George could always tell what you’d been doing when you tried to lie. Anyway, David didn’t want to see any horror film. He wanted to see
Henry V
.
It was always easier to deal with set books if you’d got pictures in your head and seeing a film or some telly was the easiest way of getting them. And he liked the speeches, although he’d never admit it to anyone: ‘He that outlives this day, and comes safe home … will yearly on the vigil feast his neighbours, and say …’
It was partly the bit about coming safe home, David had decided as the woman with the torch showed them to their seats. And partly the thought of the yearly feast and the remembering and the courage needed for dealing with all those wounds and scars.
He liked the quiet bit before the battle, too, with the soldier Michael Williams telling the king the truth about ‘all those legs and arms and heads, chopped off in battle’. He silently recited it in his mind again now while he waited for the ads to finish.
Flick. Flick. Flick.
The sound forced David to look at Jay again. All he saw were flashes in the dark. Then he understood: Jay had a cigarette lighter.
David sat on his hands. It would only cause trouble if he tried to grab the lighter or say anything.
Flick. Flick. Flick. In spite of the flashes no one was looking at them. Jay was right: there were hardly any people here.
David turned, twisting his neck so he could look across the empty seats towards the place where the woman with the torch had been standing when they came in. There was no sign of her or her light now.
A disgusting smell stuffed itself up his nostrils. Jay was holding the lighter to the back of the seat.
‘Fuck! It won’t light.’
‘Of course not, you fucking twat,’ David said, trying to sound like they all did at school so it wouldn’t set off one of Jay’s worst rages. ‘It’s fireproofed.’
Jay turned to him with the lighter’s flame bigger than ever flickering up over his face, making him look like a gargoyle.
David didn’t say anything else as he thought about grabbing the lighter after all. Jay let it go out and bent double to scuffle about in his schoolbag. David held his breath, wondering what was coming next.
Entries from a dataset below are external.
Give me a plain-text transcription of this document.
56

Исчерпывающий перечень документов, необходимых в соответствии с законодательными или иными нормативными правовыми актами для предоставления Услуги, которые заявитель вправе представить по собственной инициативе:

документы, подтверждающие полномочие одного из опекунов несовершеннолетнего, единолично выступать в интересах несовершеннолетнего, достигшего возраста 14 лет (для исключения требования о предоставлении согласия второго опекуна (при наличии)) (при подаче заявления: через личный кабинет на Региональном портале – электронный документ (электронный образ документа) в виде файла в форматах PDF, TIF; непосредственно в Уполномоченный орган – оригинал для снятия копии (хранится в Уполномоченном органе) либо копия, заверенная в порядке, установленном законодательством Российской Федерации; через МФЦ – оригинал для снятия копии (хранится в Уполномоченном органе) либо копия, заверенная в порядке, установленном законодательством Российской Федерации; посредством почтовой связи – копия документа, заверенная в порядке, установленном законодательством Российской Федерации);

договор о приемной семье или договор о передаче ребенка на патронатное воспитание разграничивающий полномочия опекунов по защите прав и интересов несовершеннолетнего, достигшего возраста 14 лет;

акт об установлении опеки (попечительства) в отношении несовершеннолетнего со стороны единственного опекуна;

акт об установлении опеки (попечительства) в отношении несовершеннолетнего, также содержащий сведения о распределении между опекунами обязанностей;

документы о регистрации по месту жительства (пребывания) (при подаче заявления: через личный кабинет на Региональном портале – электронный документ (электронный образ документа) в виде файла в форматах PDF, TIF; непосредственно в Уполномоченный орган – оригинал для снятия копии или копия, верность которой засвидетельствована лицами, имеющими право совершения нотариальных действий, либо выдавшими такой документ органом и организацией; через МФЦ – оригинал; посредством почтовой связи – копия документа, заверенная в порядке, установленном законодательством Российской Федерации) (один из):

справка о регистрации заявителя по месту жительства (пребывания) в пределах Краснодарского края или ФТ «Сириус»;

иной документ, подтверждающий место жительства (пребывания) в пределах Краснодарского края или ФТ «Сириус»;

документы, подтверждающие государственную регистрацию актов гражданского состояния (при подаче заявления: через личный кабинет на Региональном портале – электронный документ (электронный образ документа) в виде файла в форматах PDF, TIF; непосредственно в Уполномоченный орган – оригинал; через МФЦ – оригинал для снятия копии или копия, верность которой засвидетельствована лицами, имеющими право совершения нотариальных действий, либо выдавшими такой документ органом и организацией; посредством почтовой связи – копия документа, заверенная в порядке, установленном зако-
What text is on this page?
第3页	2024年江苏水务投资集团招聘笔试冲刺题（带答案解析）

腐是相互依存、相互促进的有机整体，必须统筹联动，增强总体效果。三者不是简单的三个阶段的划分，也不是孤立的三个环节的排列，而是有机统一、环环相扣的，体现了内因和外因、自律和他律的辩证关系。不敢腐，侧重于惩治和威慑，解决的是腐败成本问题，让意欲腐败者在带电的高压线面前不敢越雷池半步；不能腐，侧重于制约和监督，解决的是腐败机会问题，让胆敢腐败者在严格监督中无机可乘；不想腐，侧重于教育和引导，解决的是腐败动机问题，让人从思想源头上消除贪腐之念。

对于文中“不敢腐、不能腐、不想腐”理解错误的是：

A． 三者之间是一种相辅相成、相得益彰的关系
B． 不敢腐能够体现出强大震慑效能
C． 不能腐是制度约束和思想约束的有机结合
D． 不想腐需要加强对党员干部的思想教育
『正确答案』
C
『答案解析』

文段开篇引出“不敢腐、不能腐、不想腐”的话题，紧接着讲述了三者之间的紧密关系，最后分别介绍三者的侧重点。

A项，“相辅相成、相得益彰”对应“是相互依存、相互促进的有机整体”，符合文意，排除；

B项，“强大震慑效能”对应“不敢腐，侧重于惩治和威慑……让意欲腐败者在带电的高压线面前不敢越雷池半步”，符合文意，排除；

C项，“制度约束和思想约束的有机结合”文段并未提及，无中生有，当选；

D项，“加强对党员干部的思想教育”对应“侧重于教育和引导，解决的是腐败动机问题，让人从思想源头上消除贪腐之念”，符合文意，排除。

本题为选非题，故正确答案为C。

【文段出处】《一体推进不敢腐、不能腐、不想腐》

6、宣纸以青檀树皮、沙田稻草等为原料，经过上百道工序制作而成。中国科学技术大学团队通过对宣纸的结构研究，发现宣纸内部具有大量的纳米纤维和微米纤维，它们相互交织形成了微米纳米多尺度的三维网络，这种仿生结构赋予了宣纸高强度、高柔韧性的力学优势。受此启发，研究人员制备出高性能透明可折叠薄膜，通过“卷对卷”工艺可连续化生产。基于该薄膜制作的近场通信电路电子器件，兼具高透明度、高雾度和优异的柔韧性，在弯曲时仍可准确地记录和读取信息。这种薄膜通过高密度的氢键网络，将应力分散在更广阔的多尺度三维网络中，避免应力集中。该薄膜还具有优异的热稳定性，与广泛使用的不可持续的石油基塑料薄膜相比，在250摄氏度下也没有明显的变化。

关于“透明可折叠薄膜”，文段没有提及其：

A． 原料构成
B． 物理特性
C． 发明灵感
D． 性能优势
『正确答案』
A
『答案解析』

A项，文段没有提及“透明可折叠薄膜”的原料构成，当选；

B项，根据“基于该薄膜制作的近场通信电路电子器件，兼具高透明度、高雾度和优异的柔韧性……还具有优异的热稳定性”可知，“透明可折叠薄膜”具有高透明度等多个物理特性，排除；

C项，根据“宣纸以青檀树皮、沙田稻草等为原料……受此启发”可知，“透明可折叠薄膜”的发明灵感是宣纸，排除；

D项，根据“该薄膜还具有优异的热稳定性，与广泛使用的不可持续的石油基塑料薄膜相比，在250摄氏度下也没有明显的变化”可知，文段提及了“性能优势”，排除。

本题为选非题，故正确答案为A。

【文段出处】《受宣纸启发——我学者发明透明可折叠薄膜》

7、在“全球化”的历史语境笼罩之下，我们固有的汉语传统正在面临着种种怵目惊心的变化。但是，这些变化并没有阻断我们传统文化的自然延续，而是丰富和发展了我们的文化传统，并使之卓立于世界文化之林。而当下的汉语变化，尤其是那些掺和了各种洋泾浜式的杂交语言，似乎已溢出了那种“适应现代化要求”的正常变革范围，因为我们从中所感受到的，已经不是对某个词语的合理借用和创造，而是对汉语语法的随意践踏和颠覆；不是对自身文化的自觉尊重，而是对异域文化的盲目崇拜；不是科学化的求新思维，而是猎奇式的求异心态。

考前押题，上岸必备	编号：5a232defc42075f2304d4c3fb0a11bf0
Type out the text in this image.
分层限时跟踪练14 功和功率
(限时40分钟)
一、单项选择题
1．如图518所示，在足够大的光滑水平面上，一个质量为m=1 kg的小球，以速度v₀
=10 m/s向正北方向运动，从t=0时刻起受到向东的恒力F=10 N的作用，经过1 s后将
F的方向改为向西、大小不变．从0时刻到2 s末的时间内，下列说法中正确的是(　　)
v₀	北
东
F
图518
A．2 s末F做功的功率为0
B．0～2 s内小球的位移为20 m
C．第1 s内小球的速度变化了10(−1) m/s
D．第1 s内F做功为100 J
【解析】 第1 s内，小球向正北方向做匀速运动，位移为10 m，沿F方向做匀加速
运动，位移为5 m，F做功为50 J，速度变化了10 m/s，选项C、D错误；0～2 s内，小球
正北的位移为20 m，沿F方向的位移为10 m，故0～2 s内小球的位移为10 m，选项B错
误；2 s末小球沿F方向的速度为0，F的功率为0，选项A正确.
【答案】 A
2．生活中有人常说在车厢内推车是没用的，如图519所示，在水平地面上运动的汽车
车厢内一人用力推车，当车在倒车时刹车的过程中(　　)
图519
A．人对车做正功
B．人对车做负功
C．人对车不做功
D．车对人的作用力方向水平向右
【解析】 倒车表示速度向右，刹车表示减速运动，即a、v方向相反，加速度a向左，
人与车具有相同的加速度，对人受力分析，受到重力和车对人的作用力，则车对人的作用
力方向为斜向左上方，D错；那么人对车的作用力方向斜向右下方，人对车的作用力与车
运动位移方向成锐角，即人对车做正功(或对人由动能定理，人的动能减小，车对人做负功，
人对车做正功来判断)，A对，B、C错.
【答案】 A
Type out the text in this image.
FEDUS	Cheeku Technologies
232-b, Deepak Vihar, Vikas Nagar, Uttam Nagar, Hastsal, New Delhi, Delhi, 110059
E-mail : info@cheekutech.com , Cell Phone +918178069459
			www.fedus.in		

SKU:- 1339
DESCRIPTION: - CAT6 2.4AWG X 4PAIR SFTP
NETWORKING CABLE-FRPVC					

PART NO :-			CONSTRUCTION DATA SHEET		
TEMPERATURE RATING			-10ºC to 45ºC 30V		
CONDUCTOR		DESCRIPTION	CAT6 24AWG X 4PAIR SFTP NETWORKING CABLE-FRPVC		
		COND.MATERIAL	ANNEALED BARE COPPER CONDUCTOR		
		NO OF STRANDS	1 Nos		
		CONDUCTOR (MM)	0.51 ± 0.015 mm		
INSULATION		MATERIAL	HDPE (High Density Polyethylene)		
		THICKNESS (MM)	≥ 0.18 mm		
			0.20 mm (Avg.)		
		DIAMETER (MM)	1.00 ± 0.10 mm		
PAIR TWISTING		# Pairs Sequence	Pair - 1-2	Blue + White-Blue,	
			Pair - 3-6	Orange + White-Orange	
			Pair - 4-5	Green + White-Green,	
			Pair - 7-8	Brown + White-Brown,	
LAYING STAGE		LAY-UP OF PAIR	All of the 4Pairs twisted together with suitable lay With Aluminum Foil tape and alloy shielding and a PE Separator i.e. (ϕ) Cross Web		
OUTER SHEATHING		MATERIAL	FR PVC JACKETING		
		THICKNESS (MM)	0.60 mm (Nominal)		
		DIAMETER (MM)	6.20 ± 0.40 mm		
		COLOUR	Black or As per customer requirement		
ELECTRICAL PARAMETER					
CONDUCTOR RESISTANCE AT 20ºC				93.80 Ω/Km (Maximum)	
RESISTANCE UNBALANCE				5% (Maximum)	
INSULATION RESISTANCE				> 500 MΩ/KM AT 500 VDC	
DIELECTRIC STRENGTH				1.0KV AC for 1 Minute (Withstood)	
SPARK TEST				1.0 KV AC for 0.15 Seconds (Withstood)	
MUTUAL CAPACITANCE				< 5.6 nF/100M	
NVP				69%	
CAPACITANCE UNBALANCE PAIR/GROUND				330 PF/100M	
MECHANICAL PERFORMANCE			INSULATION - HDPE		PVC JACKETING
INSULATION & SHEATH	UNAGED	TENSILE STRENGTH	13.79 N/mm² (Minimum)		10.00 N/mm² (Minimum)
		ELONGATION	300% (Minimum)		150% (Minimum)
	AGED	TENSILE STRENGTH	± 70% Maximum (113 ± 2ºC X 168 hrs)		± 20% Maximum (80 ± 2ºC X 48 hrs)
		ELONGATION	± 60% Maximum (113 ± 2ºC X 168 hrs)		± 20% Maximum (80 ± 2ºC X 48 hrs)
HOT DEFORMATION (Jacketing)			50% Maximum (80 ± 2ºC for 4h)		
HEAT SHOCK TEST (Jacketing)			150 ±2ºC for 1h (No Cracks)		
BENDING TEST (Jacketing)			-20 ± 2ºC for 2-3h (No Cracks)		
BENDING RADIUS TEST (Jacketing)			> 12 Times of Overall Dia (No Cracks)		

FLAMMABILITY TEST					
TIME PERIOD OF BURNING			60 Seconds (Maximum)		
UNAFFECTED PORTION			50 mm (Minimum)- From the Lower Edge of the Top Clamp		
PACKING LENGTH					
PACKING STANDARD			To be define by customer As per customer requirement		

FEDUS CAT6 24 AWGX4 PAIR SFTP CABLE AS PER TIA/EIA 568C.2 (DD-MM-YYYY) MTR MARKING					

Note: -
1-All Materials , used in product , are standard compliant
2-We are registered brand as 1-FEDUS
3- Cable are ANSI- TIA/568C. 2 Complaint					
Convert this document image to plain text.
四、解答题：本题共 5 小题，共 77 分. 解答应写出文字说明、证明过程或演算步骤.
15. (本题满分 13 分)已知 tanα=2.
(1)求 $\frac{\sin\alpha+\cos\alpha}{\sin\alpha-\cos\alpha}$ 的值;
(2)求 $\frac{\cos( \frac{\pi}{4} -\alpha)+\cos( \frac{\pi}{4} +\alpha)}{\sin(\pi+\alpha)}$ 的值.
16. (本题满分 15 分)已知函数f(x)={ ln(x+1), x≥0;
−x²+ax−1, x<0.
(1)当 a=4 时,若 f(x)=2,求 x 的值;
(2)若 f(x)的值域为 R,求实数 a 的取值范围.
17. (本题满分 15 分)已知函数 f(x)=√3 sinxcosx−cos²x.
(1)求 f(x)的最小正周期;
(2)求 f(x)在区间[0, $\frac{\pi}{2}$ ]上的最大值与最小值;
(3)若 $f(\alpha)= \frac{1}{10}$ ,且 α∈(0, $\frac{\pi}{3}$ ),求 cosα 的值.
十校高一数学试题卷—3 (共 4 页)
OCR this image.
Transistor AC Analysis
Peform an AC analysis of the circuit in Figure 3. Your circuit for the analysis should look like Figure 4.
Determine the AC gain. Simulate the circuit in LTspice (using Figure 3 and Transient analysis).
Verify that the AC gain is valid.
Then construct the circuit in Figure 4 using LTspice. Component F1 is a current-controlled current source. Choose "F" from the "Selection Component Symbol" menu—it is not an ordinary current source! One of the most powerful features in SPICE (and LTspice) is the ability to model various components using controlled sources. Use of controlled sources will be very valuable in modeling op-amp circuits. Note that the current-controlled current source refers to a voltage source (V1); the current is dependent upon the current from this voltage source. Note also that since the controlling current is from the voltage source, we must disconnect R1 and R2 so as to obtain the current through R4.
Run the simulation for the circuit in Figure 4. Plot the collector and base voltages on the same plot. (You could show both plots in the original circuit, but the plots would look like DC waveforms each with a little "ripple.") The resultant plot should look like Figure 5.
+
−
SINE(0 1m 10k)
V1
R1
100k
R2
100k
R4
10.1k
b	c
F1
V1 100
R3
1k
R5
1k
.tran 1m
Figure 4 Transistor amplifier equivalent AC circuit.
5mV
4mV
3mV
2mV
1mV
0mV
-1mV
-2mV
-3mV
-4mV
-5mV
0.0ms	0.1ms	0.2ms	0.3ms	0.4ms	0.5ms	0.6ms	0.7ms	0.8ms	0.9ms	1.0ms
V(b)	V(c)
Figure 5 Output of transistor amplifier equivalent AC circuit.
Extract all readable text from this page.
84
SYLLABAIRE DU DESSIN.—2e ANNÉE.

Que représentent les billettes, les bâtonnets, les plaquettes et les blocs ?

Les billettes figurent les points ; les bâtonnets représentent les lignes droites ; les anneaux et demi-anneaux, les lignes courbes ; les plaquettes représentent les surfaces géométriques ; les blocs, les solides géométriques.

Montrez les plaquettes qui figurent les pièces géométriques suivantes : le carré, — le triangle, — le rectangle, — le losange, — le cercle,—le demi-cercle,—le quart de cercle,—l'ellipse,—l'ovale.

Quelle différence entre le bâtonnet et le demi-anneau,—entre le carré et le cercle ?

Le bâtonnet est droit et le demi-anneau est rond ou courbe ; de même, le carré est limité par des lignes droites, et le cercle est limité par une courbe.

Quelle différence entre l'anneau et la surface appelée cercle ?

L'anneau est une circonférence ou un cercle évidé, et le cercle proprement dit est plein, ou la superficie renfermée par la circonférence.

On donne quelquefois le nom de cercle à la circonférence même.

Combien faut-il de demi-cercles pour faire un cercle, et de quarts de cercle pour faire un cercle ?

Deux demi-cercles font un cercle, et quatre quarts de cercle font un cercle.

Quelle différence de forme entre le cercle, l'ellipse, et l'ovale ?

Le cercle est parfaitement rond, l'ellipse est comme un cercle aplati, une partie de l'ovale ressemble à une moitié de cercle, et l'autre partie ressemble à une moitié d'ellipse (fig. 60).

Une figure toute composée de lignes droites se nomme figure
The ads had finished and there was the old-fashioned black screen now, saying the film had been passed for exhibition to everyone. Then came the music. George had told him to listen out for the sound of a thousand arrows fizzing out of the longbows.
Jay straightened up in his seat at last and sat fiddling with something in his lap. Then he started flicking the lighter again. Concentrating on the screen, David hoped Jay would stop if he didn’t show any fear. The actors looked weird: wooden and made up like clowns. A smell of real burning caught in his throat and made him cough. In the silence afterwards, something crackled, and bigger flames lit up the space in front of Jay.
 
Trish went home in good time to oversee the boys’ prep and cook, only to find no sign of them in the flat. Instead, there was George sitting on one of the black sofas with Shelby Deedes, who looked very comfortable with her short legs crossed, a mug of tea in her hand and a plate of biscuits conveniently close beside her. They weren’t talking,
but both stared at Trish as she took off her coat. Their expressions were self-conscious enough to suggest they’d only just stopped discussing her.
‘Hi,’ she said, trying not to feel that something important was being negotiated behind her back. ‘No boys?’